In NFDI4Chem, we provide reporting guidelines, which we refer to as MIChIs (Minimum Information about Chemical Investigation), to cover the chemical investigations in various fields of chemistry.

Our initial purpose was, as most MIs do, to support reproducibility in the field. However, being a digitization initiative, we expanded our goals to cover domain-specific findability along with interoperability and knowledge building. When we draft our guidelines, we keep the following questions in mind:

  • What metadata does the researcher need to reproduce the experiment?
  • What metadata would a data analyst look for in a search service?
  • What domain-prominent controlled vocabulary can be used to provide the best description of the metadata?
  • What high-level controlled vocabulary can be used to provide the best interoperability with the rest of the guidelines and help connect research from different fields to build knowledge?

Fulfilling these requirements renders our guidelines rather strict. While we understand the difficulty in validating a present-day dataset against our guidelines, we keep in mind that guidelines are about how things are supposed to be and not about how they currently are.
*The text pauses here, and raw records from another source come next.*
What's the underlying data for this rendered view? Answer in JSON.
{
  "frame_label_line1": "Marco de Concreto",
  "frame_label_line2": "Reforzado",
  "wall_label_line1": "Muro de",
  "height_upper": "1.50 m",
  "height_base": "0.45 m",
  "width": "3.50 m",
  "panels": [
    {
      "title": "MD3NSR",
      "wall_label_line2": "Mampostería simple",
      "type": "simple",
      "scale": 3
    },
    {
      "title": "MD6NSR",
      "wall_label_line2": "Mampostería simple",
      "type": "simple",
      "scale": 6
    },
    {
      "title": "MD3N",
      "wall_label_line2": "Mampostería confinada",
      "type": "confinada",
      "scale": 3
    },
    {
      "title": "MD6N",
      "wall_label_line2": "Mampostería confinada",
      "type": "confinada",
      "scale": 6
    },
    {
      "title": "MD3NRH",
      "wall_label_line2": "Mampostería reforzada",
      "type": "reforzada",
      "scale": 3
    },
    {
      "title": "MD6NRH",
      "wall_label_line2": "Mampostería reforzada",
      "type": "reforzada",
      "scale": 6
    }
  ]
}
One of the purposes of our MIChIs is to fill the gap of metadata in the data files generated from the different techniques by leveraging electronic lab notebooks (ELNs) and repositories to request these metadata directly from the user, meaning that a more realistic approach for validating against our MIChIs would include, in addition to the analysis datasets, a "metadata" file complying with the MIChI. We recommend that repositories provide this combination as a package.